The results of the present study demonstrated that the apoptotic effect of CYP was greater than that of LCT. Even at lower concentrations, CYP has an apoptotic effect on isolated human peripheral lymphocytes. The results showed that LCT has a greater cytostatic effect than CYP and CYP has a greater apoptotic effect than LCT. Similarly, in previous studies, it has been demonstrated that pyrethroids induce apoptosis in the testicular tissues of rats (El-Gohary et al. 1999) and have an apoptotic effect on fish (Fu et al. 2011a). In the present study, both insecticide-inhibited cell division (in the MN assay) and induced cell death (in the AO/EB cell viability assay) were demonstrated. Aberrations might not be detected with cytogenetic methods due to the inhibition of cell division or cell death. A comparison of the two insecticides reveals that the apoptotic effect of CYP was greater than that of LCT.
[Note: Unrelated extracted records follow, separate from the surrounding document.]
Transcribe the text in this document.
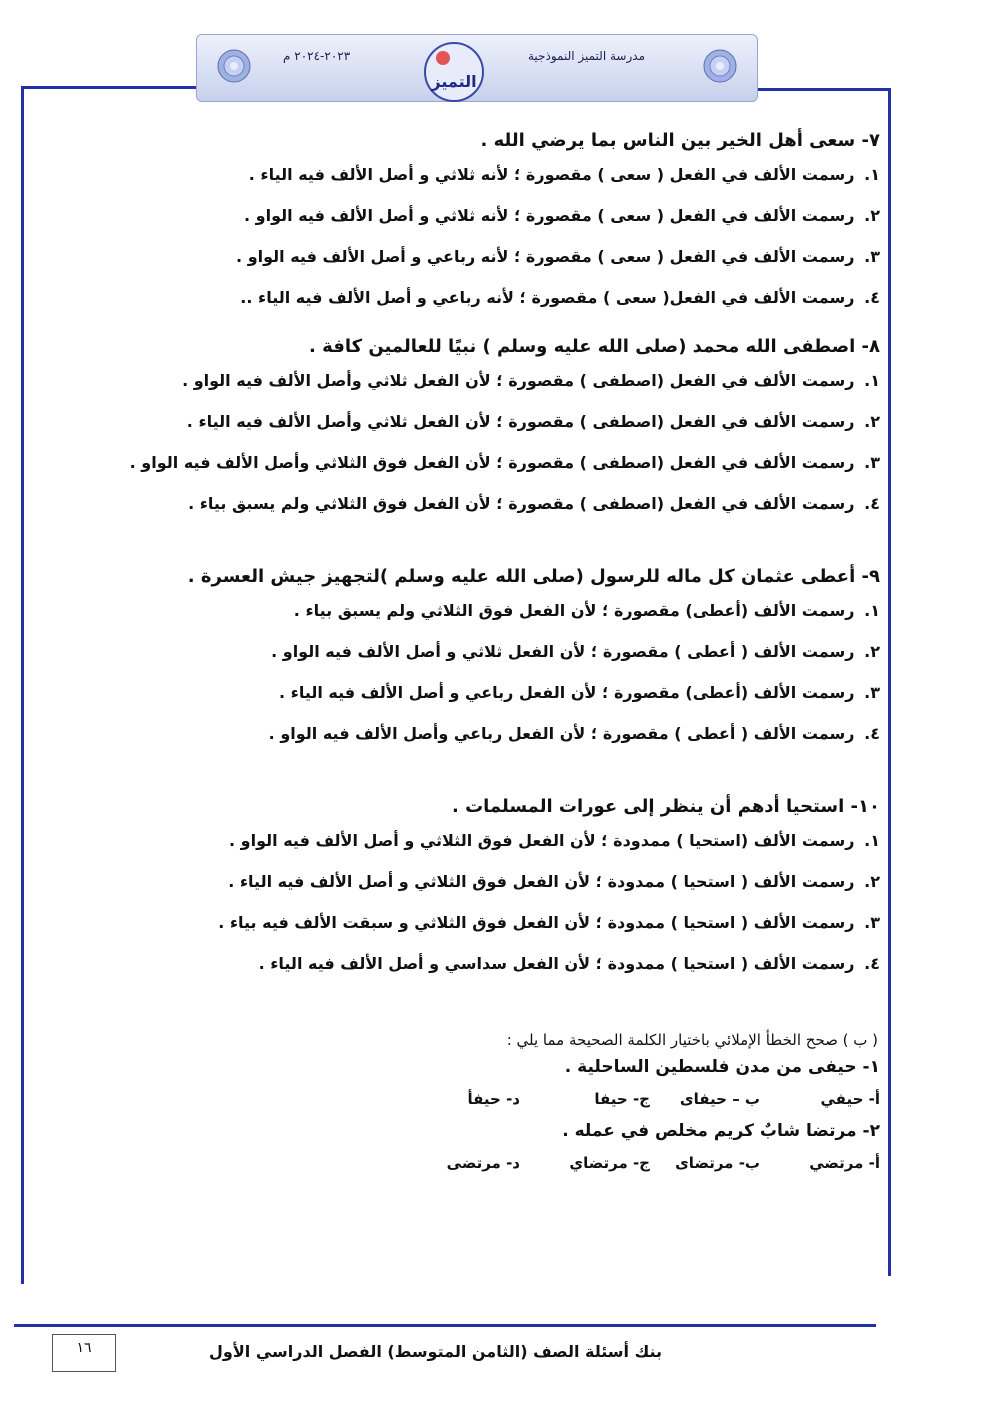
مدرسة التميز النموذجية
٢٠٢٣-٢٠٢٤ م
التميز
٧- سعى أهل الخير بين الناس بما يرضي الله .
١. رسمت الألف في الفعل ( سعى ) مقصورة ؛ لأنه ثلاثي و أصل الألف فيه الياء .
٢. رسمت الألف في الفعل ( سعى ) مقصورة ؛ لأنه ثلاثي و أصل الألف فيه الواو .
٣. رسمت الألف في الفعل ( سعى ) مقصورة ؛ لأنه رباعي و أصل الألف فيه الواو .
٤. رسمت الألف في الفعل( سعى ) مقصورة ؛ لأنه رباعي و أصل الألف فيه الياء ..
٨- اصطفى الله محمد (صلى الله عليه وسلم ) نبيًا للعالمين كافة .
١. رسمت الألف في الفعل (اصطفى ) مقصورة ؛ لأن الفعل ثلاثي وأصل الألف فيه الواو .
٢. رسمت الألف في الفعل (اصطفى ) مقصورة ؛ لأن الفعل ثلاثي وأصل الألف فيه الياء .
٣. رسمت الألف في الفعل (اصطفى ) مقصورة ؛ لأن الفعل فوق الثلاثي وأصل الألف فيه الواو .
٤. رسمت الألف في الفعل (اصطفى ) مقصورة ؛ لأن الفعل فوق الثلاثي ولم يسبق بياء .
٩- أعطى عثمان كل ماله للرسول (صلى الله عليه وسلم )لتجهيز جيش العسرة .
١. رسمت الألف (أعطى) مقصورة ؛ لأن الفعل فوق الثلاثي ولم يسبق بياء .
٢. رسمت الألف ( أعطى ) مقصورة ؛ لأن الفعل ثلاثي و أصل الألف فيه الواو .
٣. رسمت الألف (أعطى) مقصورة ؛ لأن الفعل رباعي و أصل الألف فيه الياء .
٤. رسمت الألف ( أعطى ) مقصورة ؛ لأن الفعل رباعي وأصل الألف فيه الواو .
١٠- استحيا أدهم أن ينظر إلى عورات المسلمات .
١. رسمت الألف (استحيا ) ممدودة ؛ لأن الفعل فوق الثلاثي و أصل الألف فيه الواو .
٢. رسمت الألف ( استحيا ) ممدودة ؛ لأن الفعل فوق الثلاثي و أصل الألف فيه الياء .
٣. رسمت الألف ( استحيا ) ممدودة ؛ لأن الفعل فوق الثلاثي و سبقت الألف فيه بياء .
٤. رسمت الألف ( استحيا ) ممدودة ؛ لأن الفعل سداسي و أصل الألف فيه الياء .
( ب ) صحح الخطأ الإملائي باختيار الكلمة الصحيحة مما يلي :
١- حيفى من مدن فلسطين الساحلية .
أ- حيفي
ب – حيفاى
ج- حيفا
د- حيفأ
٢- مرتضا شابٌ كريم مخلص في عمله .
أ- مرتضي
ب- مرتضاى
ج- مرتضاي
د- مرتضى
١٦	بنك أسئلة الصف (الثامن المتوسط) الفصل الدراسي الأول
The results of the MN assay revealed that LCT and CYP showed a weak genotoxic effect on human peripheral blood lymphocyte culture. LCT and CYP have aneugenic effect shown by the FISH assay. CYP and LCT might be spindle poisons or caused damaged to centromere/kinetochore function. The results of the cell viability method indicated that both of the insecticides induced cell death. CYP induced an apoptotic effect even at lower concentrations, and LCT affected the cell cycle even at lower concentrations. Different results may be obtained using pure or commercial formulations of pesticides on different test systems. Commercial formulations are commonly used forms in agriculture, and the genotoxic activity of these pesticides needs to be investigated using different test systems.